Nick Hackworth

Tariq Alvi at Whitechapel Gallery

Essays & Reviews Evening Standard

THE importance of a text, or a work of art, is not to be found in its “meaning”, but in what it does, that is, what it incites us to do. So begins Jean Fisher’s eloquent defence of the work of Tariq Alvi in the catalogue that accompanies the exhibition. Alvi is indeed lucky to have had such a justification penned on his behalf, for many will find only chaos and confusion in his work.

Along the walls of the spacious lower gallery of the Whitechapel, Alvi has casually stuck or pinned a large amount of ephemera from his studio in Rotterdam (he’s an Englishman resident in Holland). Screens protrude from the wall, which display club flyers, shopping lists, personal letters and newspaper articles in haphazard arrangements. Further on we find a lifesize photograph of a wall in his studio, that too covered with scraps of this and that. Elsewhere we find collages executed on simple A4 paper. Lines from newspaper articles have been cut out and arranged to form beetle shapes.
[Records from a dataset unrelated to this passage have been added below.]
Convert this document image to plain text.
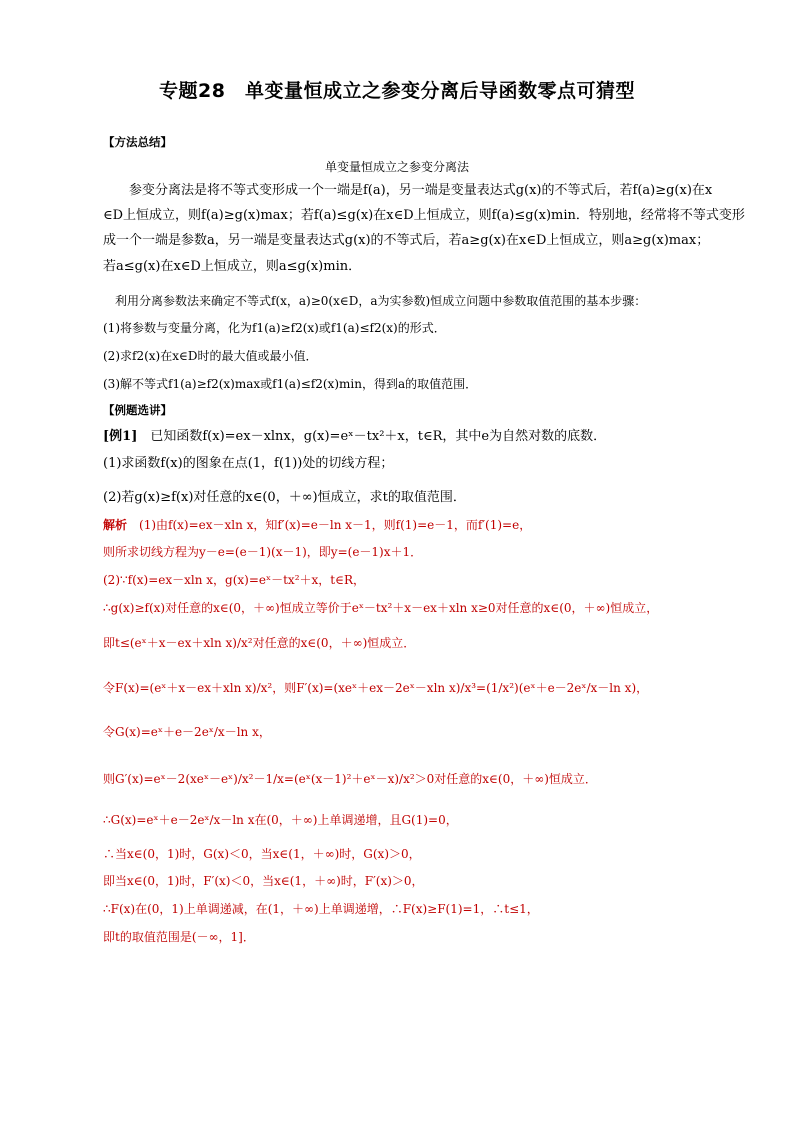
专题28　单变量恒成立之参变分离后导函数零点可猜型
【方法总结】
单变量恒成立之参变分离法
　　参变分离法是将不等式变形成一个一端是f(a)，另一端是变量表达式g(x)的不等式后，若f(a)≥g(x)在x
∈D上恒成立，则f(a)≥g(x)max；若f(a)≤g(x)在x∈D上恒成立，则f(a)≤g(x)min．特别地，经常将不等式变形
成一个一端是参数a，另一端是变量表达式g(x)的不等式后，若a≥g(x)在x∈D上恒成立，则a≥g(x)max；
若a≤g(x)在x∈D上恒成立，则a≤g(x)min．
　利用分离参数法来确定不等式f(x，a)≥0(x∈D，a为实参数)恒成立问题中参数取值范围的基本步骤：
(1)将参数与变量分离，化为f1(a)≥f2(x)或f1(a)≤f2(x)的形式．
(2)求f2(x)在x∈D时的最大值或最小值．
(3)解不等式f1(a)≥f2(x)max或f1(a)≤f2(x)min，得到a的取值范围．
【例题选讲】
[例1]　已知函数f(x)=ex－xlnx，g(x)=eˣ－tx²＋x，t∈R，其中e为自然对数的底数．
(1)求函数f(x)的图象在点(1，f(1))处的切线方程；
(2)若g(x)≥f(x)对任意的x∈(0，＋∞)恒成立，求t的取值范围．
解析　(1)由f(x)=ex－xln x，知f′(x)=e－ln x－1，则f(1)=e－1，而f′(1)=e，
则所求切线方程为y－e=(e－1)(x－1)，即y=(e－1)x＋1．
(2)∵f(x)=ex－xln x，g(x)=eˣ－tx²＋x，t∈R，
∴g(x)≥f(x)对任意的x∈(0，＋∞)恒成立等价于eˣ－tx²＋x－ex＋xln x≥0对任意的x∈(0，＋∞)恒成立，
即t≤(eˣ＋x－ex＋xln x)/x²对任意的x∈(0，＋∞)恒成立．
令F(x)=(eˣ＋x－ex＋xln x)/x²，则F′(x)=(xeˣ＋ex－2eˣ－xln x)/x³=(1/x²)(eˣ＋e－2eˣ/x－ln x)，
令G(x)=eˣ＋e－2eˣ/x－ln x，
则G′(x)=eˣ－2(xeˣ－eˣ)/x²－1/x=(eˣ(x－1)²＋eˣ－x)/x²＞0对任意的x∈(0，＋∞)恒成立．
∴G(x)=eˣ＋e－2eˣ/x－ln x在(0，＋∞)上单调递增，且G(1)=0，
∴当x∈(0，1)时，G(x)＜0，当x∈(1，＋∞)时，G(x)＞0，
即当x∈(0，1)时，F′(x)＜0，当x∈(1，＋∞)时，F′(x)＞0，
∴F(x)在(0，1)上单调递减，在(1，＋∞)上单调递增，∴F(x)≥F(1)=1，∴t≤1，
即t的取值范围是(－∞，1]．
On a table in the centre of the gallery, pages torn from anally fixated porn mags jostle for attention with more club flyers and a selection of phallic objects: candles, screws, etc.

Another piece consists of 1,000 photos recording random objects and events in Rotterdam - one features a dog turd with a plastic fork stuck temptingly in it. All around, tiny shreds of glossy magazine pages litter the floor of the gallery.

Fischer makes great claims for this celebration of the random and the arbitrary, seeing in these qualities some sort of resistance to the forces of global capitalism which demand order and efficiency. Others, however, will find that this interpretation stretches credibility, indeed is an insult to the intelligence of the viewer, and it is doubtful that this work will incite many to fight the power.

Looking around, one is left merely with a feeling of emptiness in response to these ugly, banal and egotistical works, and wonder at the depth of self-delusion that surrounds such creative work.